• Many hospitals in Australia offer a Medicines Information service, usually for the purposes of supporting hospital staff and patients. Some MI services offer assistance to external health professionals and consumers. 

    Pharmaceutical companies usually provide a service for enquiries about their products, as this helps them to fulfill their legal pharmacovigilance and reporting obligations, however the scope of enquiries that they are able to accept may be limited. 

    A contact list of MI services in Australia is available on the SHPA website.

    • The main role of a Medicines Information service or Medicines Information pharmacist is to respond to medicine-related enquiries. Medicines Information (MI) pharmacists have the skills to gather and appraise information to respond appropriately to enquirer’s questions. Information provided must be reliable, accurate, up to date and based on the best possible evidence. Medicines information practice requires excellent critical thinking skills and contributes to clinical problem solving for clinicians and patients.

      Most enquiries to MI services come from pharmacists, doctors, nurses, dentists and other health professionals, but may also include police, journalists, lawyers, authors, librarians, patients and carers. It is essential to understand what your service can provide in case you need to refer an enquiry/enquirer to another service.

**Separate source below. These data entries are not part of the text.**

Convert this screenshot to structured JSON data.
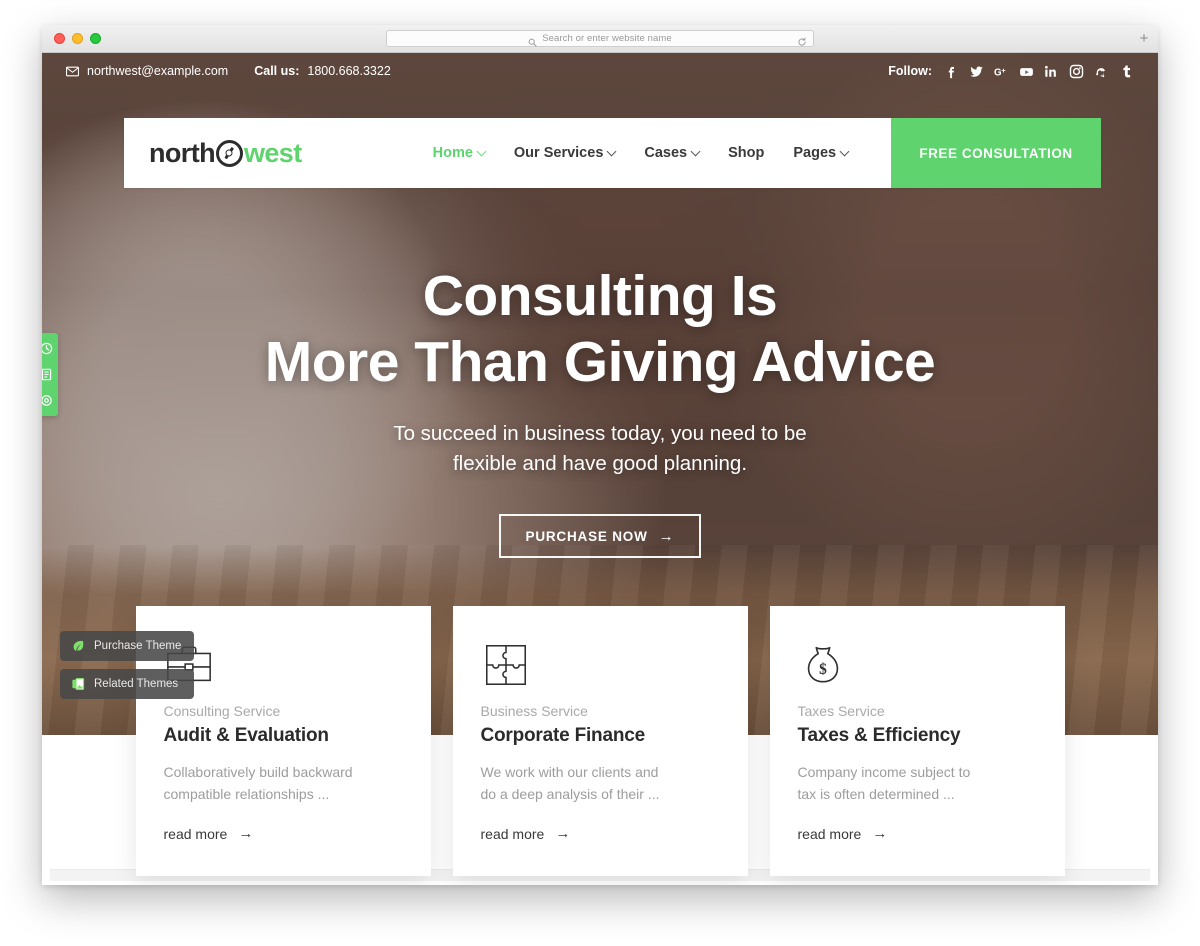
{
  "browser": {
    "url_placeholder": "Search or enter website name",
    "search_icon": "search-icon",
    "reload_icon": "reload-icon",
    "new_tab_label": "+"
  },
  "topbar": {
    "email_icon": "envelope-icon",
    "email": "northwest@example.com",
    "call_label": "Call us:",
    "phone": "1800.668.3322",
    "follow_label": "Follow:",
    "social": [
      {
        "name": "facebook-icon",
        "glyph": "f"
      },
      {
        "name": "twitter-icon",
        "glyph": "t"
      },
      {
        "name": "google-plus-icon",
        "glyph": "G+"
      },
      {
        "name": "youtube-icon",
        "glyph": "yt"
      },
      {
        "name": "linkedin-icon",
        "glyph": "in"
      },
      {
        "name": "instagram-icon",
        "glyph": "ig"
      },
      {
        "name": "stumbleupon-icon",
        "glyph": "su"
      },
      {
        "name": "tumblr-icon",
        "glyph": "t"
      }
    ]
  },
  "header": {
    "logo": {
      "first": "north",
      "icon": "compass-icon",
      "second": "west"
    },
    "nav": [
      {
        "label": "Home",
        "has_caret": true,
        "active": true
      },
      {
        "label": "Our Services",
        "has_caret": true,
        "active": false
      },
      {
        "label": "Cases",
        "has_caret": true,
        "active": false
      },
      {
        "label": "Shop",
        "has_caret": false,
        "active": false
      },
      {
        "label": "Pages",
        "has_caret": true,
        "active": false
      }
    ],
    "cta_label": "FREE CONSULTATION",
    "accent_color": "#5fd36e"
  },
  "hero": {
    "title_line1": "Consulting Is",
    "title_line2": "More Than Giving Advice",
    "subtitle_line1": "To succeed in business today, you need to be",
    "subtitle_line2": "flexible and have good planning.",
    "button_label": "PURCHASE NOW",
    "button_arrow": "→"
  },
  "cards": [
    {
      "icon": "briefcase-icon",
      "eyebrow": "Consulting Service",
      "title": "Audit & Evaluation",
      "desc_line1": "Collaboratively build backward",
      "desc_line2": "compatible relationships ...",
      "more_label": "read more",
      "more_arrow": "→"
    },
    {
      "icon": "puzzle-piece-icon",
      "eyebrow": "Business Service",
      "title": "Corporate Finance",
      "desc_line1": "We work with our clients and",
      "desc_line2": "do a deep analysis of their ...",
      "more_label": "read more",
      "more_arrow": "→"
    },
    {
      "icon": "money-bag-icon",
      "eyebrow": "Taxes Service",
      "title": "Taxes & Efficiency",
      "desc_line1": "Company income subject to",
      "desc_line2": "tax is often determined ...",
      "more_label": "read more",
      "more_arrow": "→"
    }
  ],
  "side_tab": {
    "color": "#5fd36e",
    "items": [
      {
        "name": "clock-icon"
      },
      {
        "name": "document-icon"
      },
      {
        "name": "gear-icon"
      }
    ]
  },
  "float_buttons": [
    {
      "icon": "leaf-icon",
      "label": "Purchase Theme"
    },
    {
      "icon": "themes-icon",
      "label": "Related Themes"
    }
  ]
}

      MI services keep documentation of their enquiries in a database. These databases form an invaluable source of information for future enquiries and are essential for legal reasons.

      MI services may also provide, participate in or assist with:

      • Adverse drug reaction reporting (pharmacovigilance)
      • Clinical trials/ethics committees
      • Drugs and Therapeutics Committees (or equivalent)
      • Electronic decision support, clinical informatics
      • Formulary management
      • Medication-related audits
      • Medication safety
      • Partnerships with local and national organisations or committees
      • Therapeutic drug monitoring
      • Education and training
      • Medico-legal
      • Publications and reviews
      • Research
      • Support for other services or healthcare professionals.

      MI services conduct quality assurance programs to provide systematic ongoing review of the work of the service with the aim of improving the standards. More information about the work of MI services including quality assurance can be found in Chapter 10 of SHPA’s Medicines Information Procedure Manual.